For several years, the 70-mile “Mail Run” was an annual event featuring 8 dog mushing teams that traversed the Oregon Dunes from North Bend to Florence. The dog teams were from Oregon, Washington and California. The teams carried letters of acknowledgement for the event from city managers and mayors along the route. Commemorative envelopes were sold as a fundraiser to support Oregon teams in long-distance races like the 1,000-mile Iditarod Sled Dog Race in Alaska. Envelopes were postmarked and stamped at the start of the route in North Bend, with stops in Lakeside, Reedsport, and ended in Florence.
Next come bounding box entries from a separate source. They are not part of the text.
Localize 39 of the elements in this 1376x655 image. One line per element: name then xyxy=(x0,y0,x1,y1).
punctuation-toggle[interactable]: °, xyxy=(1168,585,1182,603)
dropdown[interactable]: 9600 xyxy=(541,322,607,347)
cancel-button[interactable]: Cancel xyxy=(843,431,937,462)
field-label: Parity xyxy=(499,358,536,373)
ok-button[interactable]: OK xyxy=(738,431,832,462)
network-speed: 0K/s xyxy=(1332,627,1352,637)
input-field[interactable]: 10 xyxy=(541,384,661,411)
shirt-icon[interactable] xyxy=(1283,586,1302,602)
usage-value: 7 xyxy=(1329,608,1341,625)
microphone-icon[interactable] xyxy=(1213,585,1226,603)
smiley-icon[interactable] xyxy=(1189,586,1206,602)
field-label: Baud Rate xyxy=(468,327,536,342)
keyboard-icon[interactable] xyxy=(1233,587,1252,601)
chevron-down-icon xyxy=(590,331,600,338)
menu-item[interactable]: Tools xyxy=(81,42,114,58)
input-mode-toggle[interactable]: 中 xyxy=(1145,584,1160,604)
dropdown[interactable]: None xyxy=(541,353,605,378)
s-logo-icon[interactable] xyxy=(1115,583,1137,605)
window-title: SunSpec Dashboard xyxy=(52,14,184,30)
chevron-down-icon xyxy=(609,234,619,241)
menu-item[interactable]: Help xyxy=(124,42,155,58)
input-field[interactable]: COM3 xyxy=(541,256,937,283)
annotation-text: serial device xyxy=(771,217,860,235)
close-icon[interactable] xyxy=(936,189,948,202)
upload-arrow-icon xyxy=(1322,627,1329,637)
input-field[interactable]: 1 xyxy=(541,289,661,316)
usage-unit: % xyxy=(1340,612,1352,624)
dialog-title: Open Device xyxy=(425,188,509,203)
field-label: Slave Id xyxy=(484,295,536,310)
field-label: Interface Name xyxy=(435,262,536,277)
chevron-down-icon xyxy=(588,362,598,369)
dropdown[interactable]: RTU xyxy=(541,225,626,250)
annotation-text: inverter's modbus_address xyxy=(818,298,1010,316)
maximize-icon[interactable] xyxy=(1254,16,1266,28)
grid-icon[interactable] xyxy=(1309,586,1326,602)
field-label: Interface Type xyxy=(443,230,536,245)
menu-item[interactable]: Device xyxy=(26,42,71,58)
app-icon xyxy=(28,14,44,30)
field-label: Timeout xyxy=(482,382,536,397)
The museum is pleased to include in its collection, a number of these commemorative envelopes and letters donated to the museum by Roger.
The logistics of the dog mushers event was organized by Jim Tofflemire of North Bend, who had sledded for Oregon in a prior Iditarod race. The mushers maneuvered specially built 4-wheeled carts using airplane tires for use on the dunes instead of a ski sled. Mushers stopped at designated locations to rest the dogs and answer questions like: “How do you tell them apart”, “How much food do they eat?”
Mushers spent a night in the Dunes south of Winchester Bay. The following morning the teams were trucked across the Umpqua River for the last portion of the coastal route. They crossed the Tahkenitch Creek, and reached the South Jetty Road in the afternoon, then were trucked across the river to Rhododendron Drive. With Bay Street blocked off, the dogs and mushers settled along the street for up-close public viewing. The Mail Run was a celebrated event by all who had the chance to view a portion of it.
The many years of Roger McCorkle’s community service are inspirational and were important in guiding much of what has become our town’s history. It’s true, he initially thought of Florence as small, rural and isolated. However, he came to discover through being involved with the community, that it is much more of a vibrant town than he first thought. Perhaps the lesson is that sometimes you find the treasure, and other times, like moving to Florence, the treasure finds you.